Peter Barton

Personal information
- Full name: Peter Howard Barton
- Born: 28 March 1941 (age 85) Gisborne, New Zealand
- Batting: Left-handed
- Bowling: Right-arm medium
- Relations: Hamish Barton (son) Hugh Barton (brother)

Domestic team information
- 1962/63: Northern Districts
- 1964/65: Otago
- 1974/75: Northern Districts
- FC debut: 7 January 1963 Northern Districts v Otago
- Last FC: 3 January 1975 Northern Districts v Canterbury
- LA debut: 1 December 1974 Northern Districts v Central Districts
- Last LA: 15 December 1974 Northern Districts v Wellington
- Source: CricInfo, 3 January 2022

= Peter Barton (cricketer) =

New Zealand cricketer

Peter Howard Barton (born 28 March 1941) is a New Zealand former cricketer. He played first-class cricket for Northern Districts and Otago.

Barton was born at Gisborne in 1941. He played Hawke Cup cricket for Poverty Bay in 1959/60, before making his first-class debut for Northern Districts in a Plunket Shield match against Otago in January 1963. He played three matches for Northern Districts before moving to Otago for the 1964/65 season, playing another three matches for the side.
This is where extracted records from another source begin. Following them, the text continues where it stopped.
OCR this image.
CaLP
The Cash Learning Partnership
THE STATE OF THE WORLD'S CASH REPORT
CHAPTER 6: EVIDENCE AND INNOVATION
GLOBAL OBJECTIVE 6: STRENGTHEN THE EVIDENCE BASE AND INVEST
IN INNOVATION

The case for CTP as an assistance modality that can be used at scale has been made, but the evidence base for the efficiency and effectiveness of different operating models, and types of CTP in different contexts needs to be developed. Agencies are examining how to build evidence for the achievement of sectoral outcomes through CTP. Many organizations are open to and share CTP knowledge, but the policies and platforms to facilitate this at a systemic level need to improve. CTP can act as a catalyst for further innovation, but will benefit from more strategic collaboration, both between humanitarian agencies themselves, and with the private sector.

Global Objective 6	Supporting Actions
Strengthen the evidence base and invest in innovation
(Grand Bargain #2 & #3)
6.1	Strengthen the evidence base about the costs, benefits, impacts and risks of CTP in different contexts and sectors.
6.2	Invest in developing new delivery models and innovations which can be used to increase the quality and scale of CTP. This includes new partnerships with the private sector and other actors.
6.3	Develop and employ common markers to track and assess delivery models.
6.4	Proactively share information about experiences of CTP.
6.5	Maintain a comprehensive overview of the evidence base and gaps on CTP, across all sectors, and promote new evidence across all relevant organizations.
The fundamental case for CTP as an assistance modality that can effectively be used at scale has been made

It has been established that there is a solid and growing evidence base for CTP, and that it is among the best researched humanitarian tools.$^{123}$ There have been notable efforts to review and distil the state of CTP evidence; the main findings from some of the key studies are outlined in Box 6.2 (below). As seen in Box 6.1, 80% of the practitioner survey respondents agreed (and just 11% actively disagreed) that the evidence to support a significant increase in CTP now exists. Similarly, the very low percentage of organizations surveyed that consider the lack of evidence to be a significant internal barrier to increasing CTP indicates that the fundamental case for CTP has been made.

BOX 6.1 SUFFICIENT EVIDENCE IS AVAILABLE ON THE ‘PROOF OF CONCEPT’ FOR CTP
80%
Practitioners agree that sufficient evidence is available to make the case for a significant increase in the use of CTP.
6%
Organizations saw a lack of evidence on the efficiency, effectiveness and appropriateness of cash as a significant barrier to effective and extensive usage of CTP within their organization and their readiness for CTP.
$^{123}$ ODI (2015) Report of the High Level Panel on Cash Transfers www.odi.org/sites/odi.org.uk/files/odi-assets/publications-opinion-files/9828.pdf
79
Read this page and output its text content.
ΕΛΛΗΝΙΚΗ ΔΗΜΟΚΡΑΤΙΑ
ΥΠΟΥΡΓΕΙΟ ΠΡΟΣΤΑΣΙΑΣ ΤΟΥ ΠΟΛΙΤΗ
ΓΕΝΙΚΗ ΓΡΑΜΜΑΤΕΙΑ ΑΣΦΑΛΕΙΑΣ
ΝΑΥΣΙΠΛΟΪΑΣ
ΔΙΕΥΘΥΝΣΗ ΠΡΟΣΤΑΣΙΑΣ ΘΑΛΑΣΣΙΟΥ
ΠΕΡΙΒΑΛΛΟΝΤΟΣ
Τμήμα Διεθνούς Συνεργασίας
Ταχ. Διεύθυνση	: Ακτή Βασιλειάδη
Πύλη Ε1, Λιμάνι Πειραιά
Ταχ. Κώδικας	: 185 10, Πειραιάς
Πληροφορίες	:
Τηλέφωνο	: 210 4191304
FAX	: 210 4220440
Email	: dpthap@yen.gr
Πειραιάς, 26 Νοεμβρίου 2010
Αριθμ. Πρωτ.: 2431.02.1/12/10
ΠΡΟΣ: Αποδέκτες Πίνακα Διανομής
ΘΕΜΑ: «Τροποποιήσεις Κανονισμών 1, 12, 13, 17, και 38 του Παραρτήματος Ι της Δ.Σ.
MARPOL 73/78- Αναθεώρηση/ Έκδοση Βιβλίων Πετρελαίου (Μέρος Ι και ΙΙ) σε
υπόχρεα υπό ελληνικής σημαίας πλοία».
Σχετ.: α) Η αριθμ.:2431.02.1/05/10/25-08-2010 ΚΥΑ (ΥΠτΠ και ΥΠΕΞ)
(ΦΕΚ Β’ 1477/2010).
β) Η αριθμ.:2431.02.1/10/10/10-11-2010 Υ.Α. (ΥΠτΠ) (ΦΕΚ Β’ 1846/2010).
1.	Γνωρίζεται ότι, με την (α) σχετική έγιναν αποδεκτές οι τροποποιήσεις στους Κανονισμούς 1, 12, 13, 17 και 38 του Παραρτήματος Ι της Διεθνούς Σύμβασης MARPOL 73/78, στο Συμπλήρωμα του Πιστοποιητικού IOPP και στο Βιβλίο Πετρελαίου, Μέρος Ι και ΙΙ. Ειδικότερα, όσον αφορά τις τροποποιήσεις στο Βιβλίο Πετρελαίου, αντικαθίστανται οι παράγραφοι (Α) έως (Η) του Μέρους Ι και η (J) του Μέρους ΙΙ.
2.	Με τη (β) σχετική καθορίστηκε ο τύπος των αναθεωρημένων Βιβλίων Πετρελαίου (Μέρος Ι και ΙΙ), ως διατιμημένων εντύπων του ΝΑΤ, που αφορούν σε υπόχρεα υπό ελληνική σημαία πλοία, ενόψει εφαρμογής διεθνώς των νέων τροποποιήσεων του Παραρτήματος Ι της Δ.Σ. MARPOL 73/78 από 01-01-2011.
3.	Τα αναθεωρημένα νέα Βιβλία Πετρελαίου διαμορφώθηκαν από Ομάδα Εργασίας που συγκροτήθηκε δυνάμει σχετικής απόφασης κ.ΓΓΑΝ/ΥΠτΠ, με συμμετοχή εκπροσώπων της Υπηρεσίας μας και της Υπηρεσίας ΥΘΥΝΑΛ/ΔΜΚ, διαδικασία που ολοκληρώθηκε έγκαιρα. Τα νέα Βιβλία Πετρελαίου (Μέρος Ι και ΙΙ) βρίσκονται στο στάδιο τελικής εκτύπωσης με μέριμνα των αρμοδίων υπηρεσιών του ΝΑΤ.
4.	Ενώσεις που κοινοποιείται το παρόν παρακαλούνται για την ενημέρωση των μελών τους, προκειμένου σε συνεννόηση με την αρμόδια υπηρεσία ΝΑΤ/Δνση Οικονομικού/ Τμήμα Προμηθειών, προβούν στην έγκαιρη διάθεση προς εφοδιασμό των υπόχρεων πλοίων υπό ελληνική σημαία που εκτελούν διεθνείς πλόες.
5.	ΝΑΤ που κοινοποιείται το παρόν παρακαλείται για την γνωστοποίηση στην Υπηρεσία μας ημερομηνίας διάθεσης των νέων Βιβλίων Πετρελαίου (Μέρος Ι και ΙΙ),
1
He played Hawke Cup cricket for Southland the following season before returning to play for Poverty Bay from 1968/69 until the start of the 1980s. He made two further first-class and two List A cricket appearance for Northern Districts in the 1974/75 season.

Barton's son, Hamish Barton, played first-class and List A cricket for Auckland and Canterbury between 1995/96 and 2000/01 and has also played for the Argentina national cricket team. His brother, Hugh played two first-class matches for Northern Districts in the 1957/58 season.